Taron (Տարօն; Western Armenian pronunciation: Daron; Ταρών, Tarōn; Taraunitis) was a canton of the Turuberan province of Greater Armenia, roughly corresponding to the Muş Province of modern Turkey.

== Early Middle Ages ==
The main source on the principality's history during the Early Middle Ages is the History of Taron, a relatively short "historical" romance in five parts, purporting to describe significant events occurring in the district of Taron during the Byzantine–Sassanid Wars when the Sassanid emperor was Khosrau II (590-628). During Khosrau's reign, Taron was frequently invaded by the Persians. The History describes the actions of five generations of Mamikonians (Taron's princely house), in defending and avenging the district. Each section or cycle of the story is devoted to the exploits of one of the defenders: Mushegh, Vahan, Smbat, his son Vahan Kamsarakan, and the latter's son Tiran.
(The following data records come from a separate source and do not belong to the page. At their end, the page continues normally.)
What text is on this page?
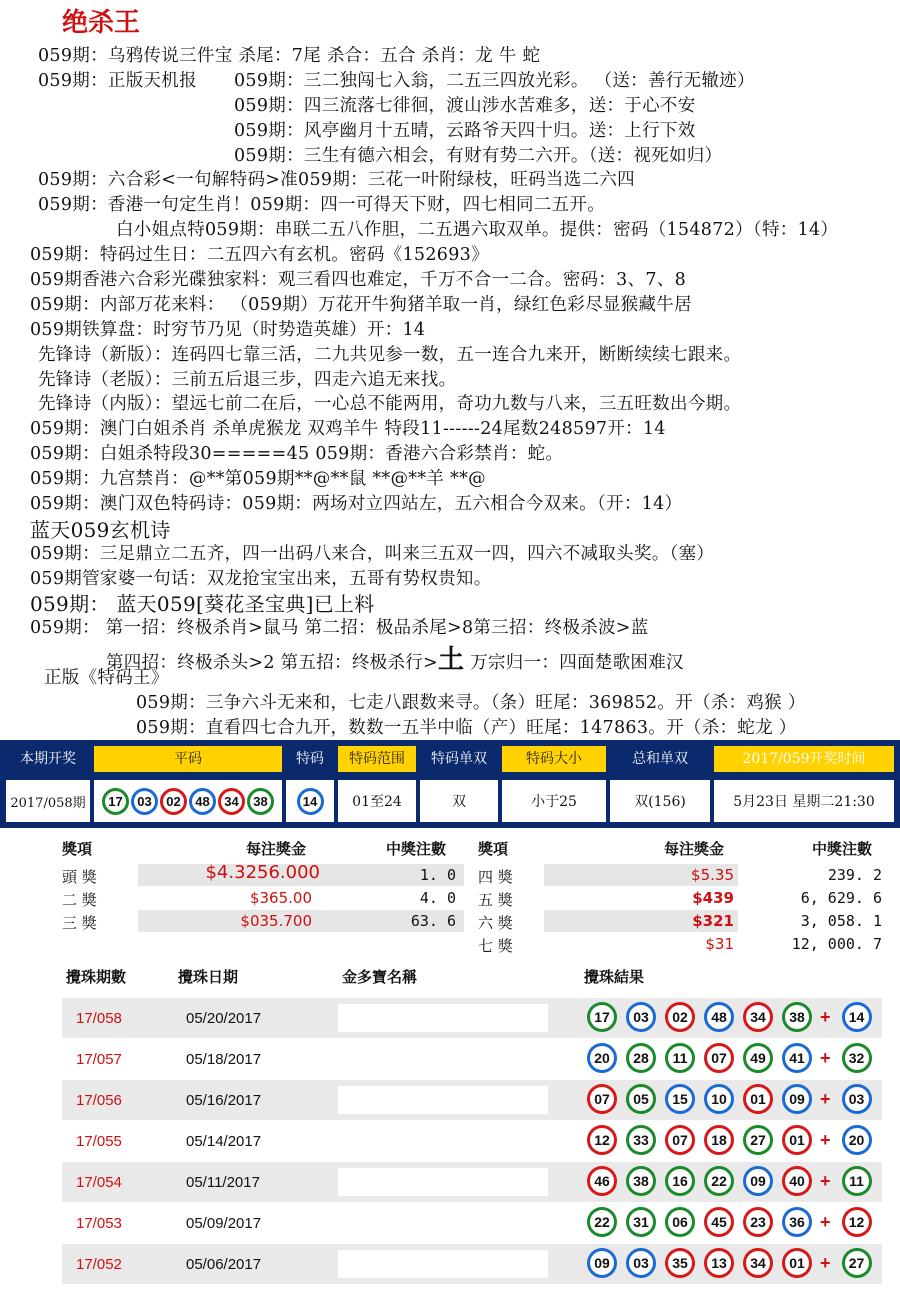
绝杀王
059期：乌鸦传说三件宝 杀尾：7尾 杀合：五合 杀肖：龙 牛 蛇
059期：正版天机报 059期：三二独闯七入翁，二五三四放光彩。 （送：善行无辙迹）
059期：四三流落七徘徊，渡山涉水苦难多，送：于心不安
059期：风亭幽月十五晴，云路爷天四十归。送：上行下效
059期：三生有德六相会，有财有势二六开。（送：视死如归）
059期：六合彩<一句解特码>准059期：三花一叶附绿枝，旺码当选二六四
059期：香港一句定生肖！059期：四一可得天下财，四七相同二五开。
白小姐点特059期：串联二五八作胆，二五遇六取双单。提供：密码（154872）（特：14）
059期：特码过生日：二五四六有玄机。密码《152693》
059期香港六合彩光碟独家料：观三看四也难定，千万不合一二合。密码：3、7、8
059期：内部万花来料： （059期）万花开牛狗猪羊取一肖，绿红色彩尽显猴藏牛居
059期铁算盘：时穷节乃见（时势造英雄）开：14
先锋诗（新版）：连码四七靠三活，二九共见参一数，五一连合九来开，断断续续七跟来。
先锋诗（老版）：三前五后退三步，四走六追无来找。
先锋诗（内版）：望远七前二在后，一心总不能两用，奇功九数与八来，三五旺数出今期。
059期：澳门白姐杀肖 杀单虎猴龙 双鸡羊牛 特段11------24尾数248597开：14
059期：白姐杀特段30=====45 059期：香港六合彩禁肖：蛇。
059期：九宫禁肖：@**第059期**@**鼠 **@**羊 **@
059期：澳门双色特码诗：059期：两场对立四站左，五六相合今双来。（开：14）
蓝天059玄机诗
059期：三足鼎立二五齐，四一出码八来合，叫来三五双一四，四六不减取头奖。（塞）
059期管家婆一句话：双龙抢宝宝出来，五哥有势权贵知。
059期： 蓝天059[葵花圣宝典]已上料
059期： 第一招：终极杀肖>鼠马 第二招：极品杀尾>8第三招：终极杀波>蓝
第四招：终极杀头>2 第五招：终极杀行>土 万宗归一：四面楚歌困难汉
正版《特码王》
059期：三争六斗无来和，七走八跟数来寻。（条）旺尾：369852。开（杀：鸡猴 ）
059期：直看四七合九开，数数一五半中临（产）旺尾：147863。开（杀：蛇龙 ）
本期开奖	平码	特码	特码范围	特码单双	特码大小	总和单双	2017/059开奖时间
2017/058期	17	03	02	48	34	38	14	01至24	双	小于25	双(156)	5月23日 星期二21:30
獎項	每注獎金	中獎注數 獎項	每注獎金	中獎注數
頭 獎	$4.3256.000	1. 0
二 獎	$365.00	4. 0
三 獎	$035.700	63. 6
四 獎	$5.35	239. 2
五 獎	$439	6, 629. 6
六 獎	$321	3, 058. 1
七 獎	$31	12, 000. 7
攪珠期數	攪珠日期	金多寶名稱	攪珠結果
17/058	05/20/2017	17	03	02	48	34	38 +	14
17/057	05/18/2017	20	28	11	07	49	41 +	32
17/056	05/16/2017	07	05	15	10	01	09 +	03
17/055	05/14/2017	12	33	07	18	27	01 +	20
17/054	05/11/2017	46	38	16	22	09	40 +	11
17/053	05/09/2017	22	31	06	45	23	36 +	12
17/052	05/06/2017	09	03	35	13	34	01 +	27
The heroes are at times superhumanly brave or duplicitous, wise or cunning, humble or bombastic, humane or brutally merciless as the situation requires. Above all, they are the holy warriors of St. Karapet (John the Baptist, their patron saint), and they zealously defend the Saint Karapet Monastery (Glakavank) as well as all the churches and Christians in the district. Much of the narration describes battles fought and the cunning tactics used by the Taronites to defeat the invading Iranians.

== Later history ==
With the death of Mushegh VI Mamikonian at the Battle of Bagrevand in April 775, and the eclipse of the Mamikonian from Armenian affairs, and following a conflict with the Jahhafids, Taron passed to Ashot Msaker of the Bagratuni family. His successors ruled Taron until 967:

- Ashot I Msaker (died 826), ca. 813–826, presiding prince of Armenia (as Ashot IV) from 806
- Bagrat I (died after 851), 826–851, presiding prince of Armenia (as Bagrat II) after 830
- Ashot II (ca. 835 – 878), after 851–878
- David (ca. 840 – 895), 878–895 (brother of Ashot II)
- Gurgen (murdered 895/6), 895/6 (son of Ashot II)
- Taron seized by Ahmad ibn Isa al-Shaybani, 895/6–898
- Grigor I (died 923/36), 898–923/936 (cousin of Gurgen)
- Bagrat II (died before 940) and Ashot III (died 967), 898–967

Upon the death of Ashot III in 967, his two sons, Grigor II (Gregory Taronites) and Bagrat III (Pankratios Taronites), ceded the principality to the Byzantine Empire in exchange for lands and noble titles. In Byzantium, probably along with other branches of their family already established there in previous decades, they formed the Taronites family, which was one of the senior Byzantine noble families during the 11th–12th centuries. Under Byzantine rule, Taron was united with the district of Keltzene into a single province (theme), whose governor (strategos or doux) usually bore the rank of protospatharios. In the middle of the 11th century, it was united with the theme of Vaspurakan under a single governor. Taron also became a metropolitan see with 21 suffragan sees. Following the Byzantine defeat in the Battle of Manzikert against the Seljuk Turks in 1071, an independent Armenian lord named Tornik seized power in Taron, with Muş as his capital. Tornik established a principality which held out as ruler of Taron until overrun by the Turks in 1189/90.